Here are the key findings:
- People with high MgDS scores (3–5 points) were one and a half times more likely to die from any cause and twice as likely to die from heart and vascular problems than those with low MgDS scores (0–1 point).
- The risk increased almost linearly: each new point increased the probability of an unfavorable outcome.
- Those who had prediabetes, smoking or alcohol abuse in addition to magnesium deficiency were especially vulnerable.
Interpretation and clinical conclusions
The findings demonstrate that MgDS, a clinical index that is easy to calculate and implement, reliably reflects magnesium deficiency and is associated with increased mortality risk in patients with hyperlipidemia. Incorporation of MgDS into standardized risk assessment may:
- To improve the accuracy of patient stratification and the timeliness of secondary prevention of CVD.
- To help identify individuals requiring correction of magnesium status through dietary recommendations or supplements.
- Encourage monitoring and control of factors included in MgDS (medication intake, renal function, alcohol consumption) as part of complex therapy of hyperlipidemia.
Why is this important for the doctor and the patient?
MgDS is a “quick test” based on already known data: no new blood or complicated equipment is needed. If a patient has a high MgDS, the doctor should consider:
- additional examination of magnesium status;
- adjusting medications and habits (reduce diuretics, reduce alcohol consumption);
- prescribing magnesium supplements and monitoring kidney function.

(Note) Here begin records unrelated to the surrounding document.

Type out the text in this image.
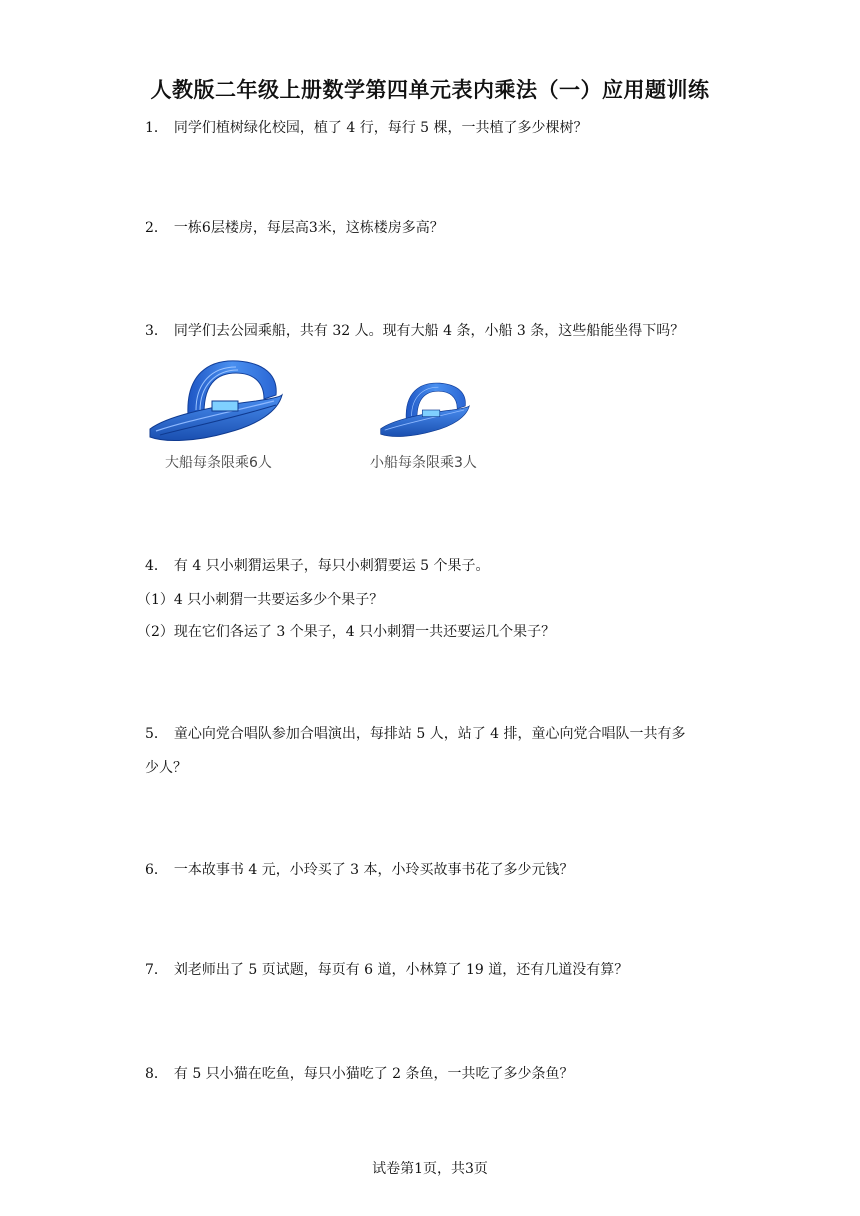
人教版二年级上册数学第四单元表内乘法（一）应用题训练
1． 同学们植树绿化校园，植了 4 行，每行 5 棵，一共植了多少棵树？
2． 一栋6层楼房，每层高3米，这栋楼房多高？
3． 同学们去公园乘船，共有 32 人。现有大船 4 条，小船 3 条，这些船能坐得下吗？
大船每条限乘6人	小船每条限乘3人
4． 有 4 只小刺猬运果子，每只小刺猬要运 5 个果子。
（1）4 只小刺猬一共要运多少个果子？
（2）现在它们各运了 3 个果子，4 只小刺猬一共还要运几个果子？
5． 童心向党合唱队参加合唱演出，每排站 5 人，站了 4 排，童心向党合唱队一共有多
少人？
6． 一本故事书 4 元，小玲买了 3 本，小玲买故事书花了多少元钱？
7． 刘老师出了 5 页试题，每页有 6 道，小林算了 19 道，还有几道没有算？
8． 有 5 只小猫在吃鱼，每只小猫吃了 2 条鱼，一共吃了多少条鱼？
试卷第1页，共3页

This approach allows for timely intervention and, possibly, the prevention of fatal cardiac events.
Authors' comments
- Chengxing Liu: "MgDS combines clinical parameters available to any physician and is superior to individual laboratory magnesium measurements in predictive value."
- Yuntao Feng: “Our index can become a low-cost tool for primary care clinics, allowing them to quickly identify high-risk patients and adapt treatment strategies.”
- Fan Ping: "Subgroup analysis confirmed that MgDS reflects vulnerability to adverse outcomes, especially in individuals with prediabetes and unfavorable lifestyle habits."